Although companies remain cost conscious, they are putting much more emphasis than in recent years on growing market share and preparing for the future, and their change management efforts reflect this. According to an Economist Intelligence Unit survey, the three main goals of corporate change initiatives over the next year are increasing revenue (cited by 55% of respondents), preparing the organisation for the future (52%) and cost reduction (50%). The research is summarised in “Leaders of Change: Companies Prepare for a Stronger Future”—the third in a series of change management studies published since 2008 by the Economist Intelligence Unit and sponsored by Celerant Consulting.
These priorities differ from those voiced by corporate executives in the two previous surveys on change management, where cost considerations dominated, notes the study.
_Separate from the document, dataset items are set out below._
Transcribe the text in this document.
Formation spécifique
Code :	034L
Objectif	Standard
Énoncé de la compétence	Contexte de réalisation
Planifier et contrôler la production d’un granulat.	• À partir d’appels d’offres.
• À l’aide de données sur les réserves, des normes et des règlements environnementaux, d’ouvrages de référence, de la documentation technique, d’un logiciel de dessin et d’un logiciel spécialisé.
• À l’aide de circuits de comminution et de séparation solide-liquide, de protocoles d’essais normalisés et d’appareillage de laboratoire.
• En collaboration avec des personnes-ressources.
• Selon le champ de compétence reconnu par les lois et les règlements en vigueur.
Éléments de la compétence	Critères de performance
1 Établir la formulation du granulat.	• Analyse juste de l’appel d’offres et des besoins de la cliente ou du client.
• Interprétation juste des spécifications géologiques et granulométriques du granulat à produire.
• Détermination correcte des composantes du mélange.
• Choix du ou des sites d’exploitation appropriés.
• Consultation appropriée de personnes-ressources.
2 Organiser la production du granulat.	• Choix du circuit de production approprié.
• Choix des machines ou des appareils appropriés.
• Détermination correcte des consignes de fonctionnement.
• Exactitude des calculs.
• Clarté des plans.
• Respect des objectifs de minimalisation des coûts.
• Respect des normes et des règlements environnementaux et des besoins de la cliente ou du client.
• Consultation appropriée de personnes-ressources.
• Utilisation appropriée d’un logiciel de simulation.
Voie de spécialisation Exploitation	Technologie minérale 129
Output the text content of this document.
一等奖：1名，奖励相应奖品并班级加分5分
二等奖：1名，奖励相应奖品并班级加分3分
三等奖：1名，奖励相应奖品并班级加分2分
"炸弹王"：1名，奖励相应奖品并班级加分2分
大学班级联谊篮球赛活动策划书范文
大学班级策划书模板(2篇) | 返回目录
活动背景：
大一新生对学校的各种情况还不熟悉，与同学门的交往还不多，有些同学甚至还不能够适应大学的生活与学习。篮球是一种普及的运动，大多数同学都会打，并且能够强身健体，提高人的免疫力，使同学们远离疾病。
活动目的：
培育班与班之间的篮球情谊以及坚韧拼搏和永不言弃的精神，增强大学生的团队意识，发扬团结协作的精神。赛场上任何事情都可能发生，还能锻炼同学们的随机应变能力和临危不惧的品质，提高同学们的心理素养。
In the 2009 survey, for example, 66% of respondents cited cost reduction as the primary goal of change initiatives, while preparing for the future (46%) and increasing revenue (37%) lagged behind.
“Executives have moved beyond strategies for surviving the economic downturn and are increasingly focusing on expanding market share,” says Gilda Stahl, editor of the report. “They see the economy improving and want to capitalise on it. The sort of changes needed to do this will require different leadership skills and approaches than in the recent past."
Other findings of the survey include:
* Sales and marketing functions are in the front line of change. According to 41% of survey respondents, sales and marketing were the most common areas to experience change in the last year. Since these functions are first to detect upturns in demand, this finding can be attributed to the shift towards a more optimistic view of growth prospects—and the need to prepare the organisation to take advantage of it.
* Most companies are still remarkably unsuccessful at change management. Respondents say that on average only 56% of change initiatives are successful, even though more senior executive time (cited by 63% of respondents) and spending (47%) than previously are being devoted to these efforts.
* Lack of senior management commitment is a leading obstacle to change. Respondents at companies with the fewest successful change initiatives complain that senior management are the source of the biggest bottlenecks. They also cite lack of senior management commitment as the largest barrier to change (40%).